Front-running rewardDistribution() allows reward sniping without real staking
Pending rewards are computed as the delta of stakingRewardPerGL with no time-based factor. A watcher can stake right before rewardDistribution() and unstake immediately after to capture the full reward.
Description
The current design of the GenesisLicenseStaking contract allows users to perform a sandwich-style attack around the rewardDistribution() function. Since staking rewards are not distributed proportionally to time staked, but rather through the delta of stakingRewardPerGL, a user can exploit the following behaviour:
- Stay unstaked until a reward distribution is about to happen.
- Detect an incoming call to
rewardDistribution()(from the knownrewardDistributor). - Front-run the transaction with a
stake()call. - Wait for the distribution (which increases
stakingRewardPerGL[...]). - Immediately call
unstake()to receive the entire reward without meaningful time staked.

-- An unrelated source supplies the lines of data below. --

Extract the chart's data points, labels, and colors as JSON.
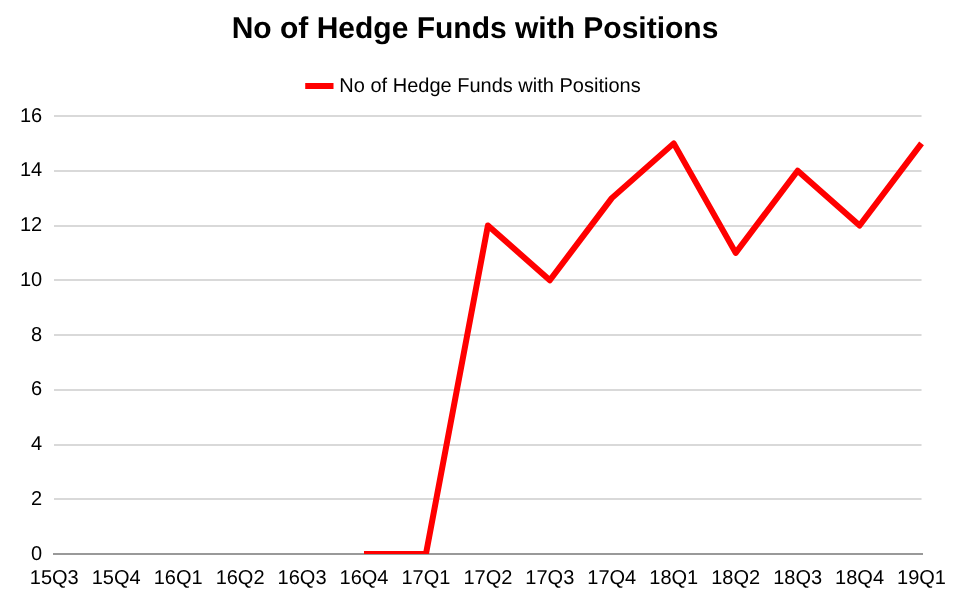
{
  "chart_data": {
    "type": "line",
    "title": "No of Hedge Funds with Positions",
    "categories": [
      "15Q3",
      "15Q4",
      "16Q1",
      "16Q2",
      "16Q3",
      "16Q4",
      "17Q1",
      "17Q2",
      "17Q3",
      "17Q4",
      "18Q1",
      "18Q2",
      "18Q3",
      "18Q4",
      "19Q1"
    ],
    "series": [
      {
        "name": "No of Hedge Funds with Positions",
        "color": "#ff0000",
        "values": [
          null,
          null,
          null,
          null,
          null,
          0,
          0,
          12,
          10,
          13,
          15,
          11,
          14,
          12,
          15
        ]
      }
    ],
    "ylim": [
      0,
      16
    ],
    "yticks": [
      0,
      2,
      4,
      6,
      8,
      10,
      12,
      14,
      16
    ],
    "grid": "y",
    "legend": "top",
    "marker": "none",
    "line_style": "solid"
  }
}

The core issue stems from the reward calculation logic:
uint256 pendingReward = stakingRewardPerGL - stakeInfo.rewardPaid;
Where stakeInfo.rewardPaid is assigned upon stake() and stakingRewardPerGL is updated via rewardDistribution(). There is no time-based factor involved.
Impact
A bot watching the mempool for rewardDistribution() calls can capture rewards intended for genuine long-term stakers. Long-term stakers see their reward share diluted by these short-lived stakes.
Recommendation
Reward distribution should be adjusted to take into account the time each NFT has been staked to prevent zero-duration stake/unstake loops and reduce the effectiveness of front-running or sandwiching the rewardDistribution() call.